Now, of course it’s not quite accurate to say that the journey never ends. Ask Moses, who dies not only before the Israelites enter the land but also before the Torah ends, before we return to its first verses again. In his death we see that even truly great people pass away before their work is finished. At some point we get off this loop – done, without having completed what we meant to complete. How do we face this? The answer comes partly through a recognition that we are not alone in our work, and that there will be others to carry it on after we’re gone.
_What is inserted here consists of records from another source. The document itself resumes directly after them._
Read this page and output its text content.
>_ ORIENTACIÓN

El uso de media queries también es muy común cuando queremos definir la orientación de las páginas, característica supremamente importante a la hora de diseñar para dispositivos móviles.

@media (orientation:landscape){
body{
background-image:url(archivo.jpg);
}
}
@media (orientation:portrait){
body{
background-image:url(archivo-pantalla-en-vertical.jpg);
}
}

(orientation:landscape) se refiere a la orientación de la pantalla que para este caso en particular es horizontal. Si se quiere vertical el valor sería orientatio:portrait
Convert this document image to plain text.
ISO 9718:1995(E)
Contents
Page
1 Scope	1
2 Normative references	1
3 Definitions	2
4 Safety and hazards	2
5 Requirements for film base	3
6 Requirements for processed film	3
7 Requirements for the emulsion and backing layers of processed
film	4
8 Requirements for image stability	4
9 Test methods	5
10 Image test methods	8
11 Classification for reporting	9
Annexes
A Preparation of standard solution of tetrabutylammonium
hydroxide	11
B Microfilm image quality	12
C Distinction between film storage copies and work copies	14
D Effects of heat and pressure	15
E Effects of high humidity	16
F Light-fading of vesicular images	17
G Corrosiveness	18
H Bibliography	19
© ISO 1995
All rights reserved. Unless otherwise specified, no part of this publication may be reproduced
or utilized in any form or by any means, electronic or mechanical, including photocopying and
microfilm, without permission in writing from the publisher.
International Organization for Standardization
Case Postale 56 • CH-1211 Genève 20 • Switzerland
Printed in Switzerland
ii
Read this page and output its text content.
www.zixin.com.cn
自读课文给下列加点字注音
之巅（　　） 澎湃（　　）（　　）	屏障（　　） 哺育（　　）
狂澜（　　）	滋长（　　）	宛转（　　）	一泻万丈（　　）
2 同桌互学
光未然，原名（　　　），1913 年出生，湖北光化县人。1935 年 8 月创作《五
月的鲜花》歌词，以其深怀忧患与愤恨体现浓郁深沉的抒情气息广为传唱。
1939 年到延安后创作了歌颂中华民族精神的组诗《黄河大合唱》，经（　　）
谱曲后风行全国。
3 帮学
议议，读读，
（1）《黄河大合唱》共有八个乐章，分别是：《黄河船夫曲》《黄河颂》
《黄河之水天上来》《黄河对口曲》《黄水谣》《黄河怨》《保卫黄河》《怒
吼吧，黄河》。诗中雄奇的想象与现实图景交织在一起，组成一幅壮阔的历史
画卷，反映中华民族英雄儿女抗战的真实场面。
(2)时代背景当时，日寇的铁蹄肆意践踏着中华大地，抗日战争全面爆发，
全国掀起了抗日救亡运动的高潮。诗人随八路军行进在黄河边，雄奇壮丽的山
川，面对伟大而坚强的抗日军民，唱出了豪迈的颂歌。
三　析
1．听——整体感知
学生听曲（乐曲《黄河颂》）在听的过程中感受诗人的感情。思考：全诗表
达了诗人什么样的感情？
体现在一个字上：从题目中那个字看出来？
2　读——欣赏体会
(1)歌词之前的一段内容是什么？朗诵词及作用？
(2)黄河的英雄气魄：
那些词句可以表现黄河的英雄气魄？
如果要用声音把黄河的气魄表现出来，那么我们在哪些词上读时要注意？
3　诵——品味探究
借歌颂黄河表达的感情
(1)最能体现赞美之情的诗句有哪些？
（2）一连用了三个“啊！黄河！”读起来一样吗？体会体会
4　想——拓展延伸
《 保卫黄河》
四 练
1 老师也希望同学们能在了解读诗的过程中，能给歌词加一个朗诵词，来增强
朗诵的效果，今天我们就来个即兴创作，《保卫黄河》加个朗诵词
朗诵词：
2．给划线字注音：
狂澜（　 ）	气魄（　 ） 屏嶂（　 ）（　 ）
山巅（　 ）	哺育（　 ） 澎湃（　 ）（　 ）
According to songwriter Bob Dylan, “Usually the way things go is that someone else comes out, out of the crowd, of considerable ability who can cover what you’re doing and take it another step.” In fact, usually they’re waiting eagerly for the opportunity. Author Norman Mailer recognized that fact late in his career: “I think the younger writers are sick of Roth, Bellow, Updike and myself the way we were sick of Hemingway and Faulkner. When I was a young writer we never talked about anyone but them, and that feeling grew into resentment. Since they had no interest in us, we began to think, Yeah, they’re great – now get off the stage! We want the lights on us!”
One other thing: For me this is the end of one journey. After a full, rich year of posting these commentaries on The Artist’s Torah, it’s time for me to turn my attention to other things – like pulling all of this together into a book, for starters. (Anybody know any likely publishers?) It’s been a pleasure to share these thoughts with all of you. May your work and your life be vibrant with meaning and creativity!